“What other could have shattered the strong and holy house where the majesty of Amon dwells on earth? Not even those prophets of the Hebrews as I think. What other could fence this garden round against the curses that have fallen upon Egypt?” asked Ki earnestly, for now all his mocking manner had departed.

“I do not think she does these things, Ki. I think some Power does them through her, and I know that she dared to face Amon in his temple because she was bidden so to do by the priests of her people.”

“Prince,” he answered with a short laugh, “a while ago I sent you a message by Ana, which perhaps other thoughts may have driven from his memory. It was as to the nature of that Power of which you speak. In that message I said that you were wise, but now I perceive that you lack wisdom like the rest of us, for if you had it, you would know that the tool which carves is not the guiding hand, and the lightning which smites is not the sending strength. So with this fair love of yours, and so with me and all that work marvels. We do not the things we seem to do, who are but the tool and the lightning. What I would know is who or what guides her hand and gives her the might to shield or to destroy.”

“The question is wide, Ki, or so it seems to me who, as you say, have little wisdom, and whoever can answer it holds the key of knowledge. Your magic is but a small thing which seems great because so few can handle it. What miracle is it that makes the flower to grow, the child to be born, the Nile to rise, and the sun and stars to shine in heaven? What causes man to be half a beast and half a god and to grow downward to the beast or upward to the god—or both? What is faith and what is unbelief? Who made these things, through them to declare the purposes of life, of death, and of eternity? You shake your head, you do not know; how then can I know who, as you point out, am but foolish?
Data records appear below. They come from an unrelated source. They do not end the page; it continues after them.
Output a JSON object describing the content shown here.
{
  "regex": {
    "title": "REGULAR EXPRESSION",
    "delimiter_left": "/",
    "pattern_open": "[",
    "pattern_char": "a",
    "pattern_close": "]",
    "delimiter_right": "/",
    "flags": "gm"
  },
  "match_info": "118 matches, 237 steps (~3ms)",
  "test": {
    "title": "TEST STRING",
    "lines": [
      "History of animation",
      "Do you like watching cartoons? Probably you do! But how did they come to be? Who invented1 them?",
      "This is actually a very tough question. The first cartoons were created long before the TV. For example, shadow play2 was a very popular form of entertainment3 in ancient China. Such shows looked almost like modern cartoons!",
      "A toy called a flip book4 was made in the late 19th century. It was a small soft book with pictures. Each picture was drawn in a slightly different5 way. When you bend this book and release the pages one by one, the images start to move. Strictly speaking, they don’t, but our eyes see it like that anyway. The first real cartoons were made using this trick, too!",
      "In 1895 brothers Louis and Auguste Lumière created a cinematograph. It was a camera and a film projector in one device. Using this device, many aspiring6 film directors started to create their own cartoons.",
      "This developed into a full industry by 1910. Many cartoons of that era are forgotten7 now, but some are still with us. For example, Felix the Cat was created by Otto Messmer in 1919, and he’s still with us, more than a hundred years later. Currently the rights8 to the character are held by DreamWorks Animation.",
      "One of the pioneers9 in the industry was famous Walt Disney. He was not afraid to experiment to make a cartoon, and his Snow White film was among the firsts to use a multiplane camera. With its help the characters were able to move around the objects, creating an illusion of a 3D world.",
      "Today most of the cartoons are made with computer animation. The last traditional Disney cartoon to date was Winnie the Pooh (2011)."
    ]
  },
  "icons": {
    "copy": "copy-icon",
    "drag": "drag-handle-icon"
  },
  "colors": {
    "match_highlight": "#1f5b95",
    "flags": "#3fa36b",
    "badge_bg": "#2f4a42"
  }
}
Go get your answer from the lady Merapi’s self, only mayhap you will find your questions countered.”

“I’ll take my chance. Thanks to Merapi’s lord! A boon, O Prince, since you will not suffer that other name which comes easiest to the lips of one to whom the Present and the Future are sometimes much alike.”

Seti looked at him keenly, and for the first time with a tinge of fear in his eyes.
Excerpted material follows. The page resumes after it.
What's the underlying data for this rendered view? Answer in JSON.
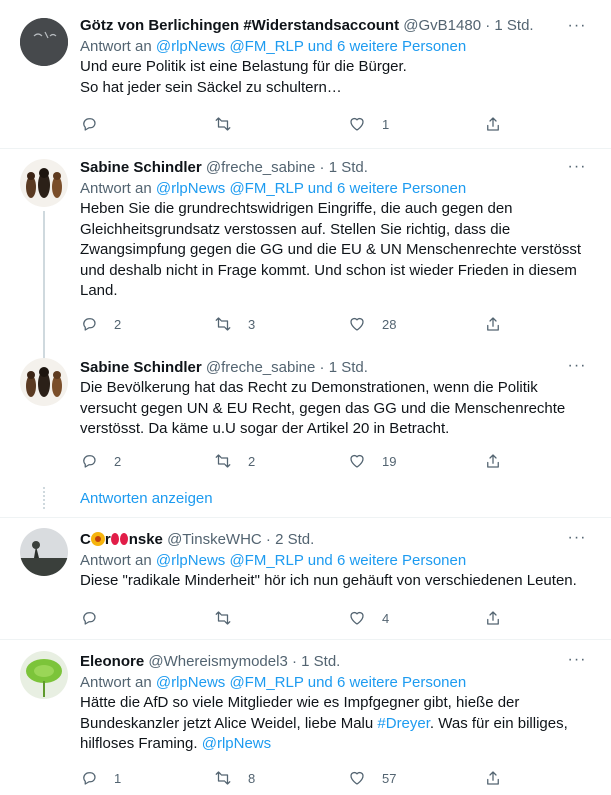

“Leave the Future to itself, Ki,” he exclaimed. “Whatever may be the mind of Egypt, just now I hold the Present enough for me,” and he glanced first at the chair in which Merapi had been seated and then at the cloth upon which his son had lain.

“I take back my words. The Prince is wiser than I thought. Magicians know the future because at times it rushes down upon them and they must. It is that which makes them lonely, since what they know they cannot say. But only fools will seek it.”

“Yet now and again they lift a corner of the veil, Ki. Thus I remember certain sayings of your own as to one who would find a great treasure in the land of Goshen and thereafter suffer some temporal loss, and—I forget the rest. Man, cease smiling at me with your face and piercing me through with your sword-like eyes. You can command all things, what boon then do you seek from me?”

“To lodge here a little while, Prince, in the company of Ana and Bakenkhonsu. Hearken, I am no more Kherheb. I have quarrelled with Pharaoh, perhaps because a little breath from that great wind of the future blows through my soul; perhaps because he does not reward me according to my merits—what does it matter which? At least I have come to be of one mind with you, O Prince, and think that Pharaoh would do well to let the Hebrews go, and therefore no longer will I attempt to match my magic against theirs. But he refuses, so we have parted.”